Deep Q Learning Basket Ball Agent

Deep Q Learning

Deep Q Learning is a method that utilizes a neural network to estimate the Q function, $Q(S_t, A_t)$. This functiont takes in a state, $S_t$ which represents the current playing field. In the case of the basketball agent it consisted of the following:

current player position $(x, y)$
team mate positions
current player stats (distance per dribble, field goal percentages at various ranges, offensive rebounds, etc.)
defending player stats (steal, block, defensive rebounds, etc.)
distance from net
is at 3-point distance (boolean)
time on shot clock

The function also takes in an action $A_t$ which represents the action the agent takes, in this case the following:

shoot
dribble (in any direction)
pass

The function $Q$ then also spits out a numeric value representing how good the action is given the state. The higher the value, the more desireable the action.

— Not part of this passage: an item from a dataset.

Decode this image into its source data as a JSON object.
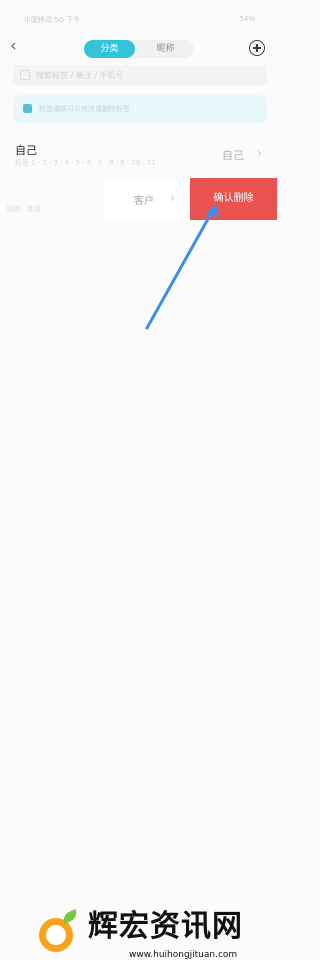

The neural network "learns" and estimates the true $Q$ learning function using exploration and rewards. For example, if we take an action $a$ in state $s$ and we get a negative reward, we want our $Q$ function estimater to change its values so that we are less likely to take that action in that state. Similarly with positive reward.

The way to actually train the network is infact quite simple. First we build up a set of episodes as training data. This can be done by just exploring randomly (using epsilon random) and taking random actions and keeping track of the various states and actions and rewards. Then use this back log of actions and rewards to actually train the network. More concretely:

Algorithm

D = [] # initialize a list of episodes
while not converged:
    for N in number_of_collection_steps:
        s = env.current_state
        e = random.uniform()
        if e < epsilon:
            a = env.get_random_action()
        else:
            a = argmax(network.forward_propogate(s)) # get networks estimate for max state
        s_prime, r = env.get_new_state_and_reward()
        D.append((s, a, r, s_prime))
    train_network(D) # back propogation with loss function gradient
    D = []

To see how I did it, check out the github repo

The easy part was infact writing the code that trained the network. The hard part was infact writing the environment. When writing your own, you must be extremely careful of bugs, since if there are bugs that can give your agent an advantage, that agent will take advantage each time and you will not have good results. In fact, I had a bug that essentially allowed the agent a freethrow with any foul. This of course just caused the agent to spam dribbling until they got fouled, since the likelihood of it was quite high. Thus the result was not desireable since in real life that would not be the case or an ideal way to play. After adjusting however the agent was forced to find new ways to play.

This blog is just meant to be an overview, I urge you to read the original DQN paper, as well as look at the code from the github to have a more concrete look at the approach.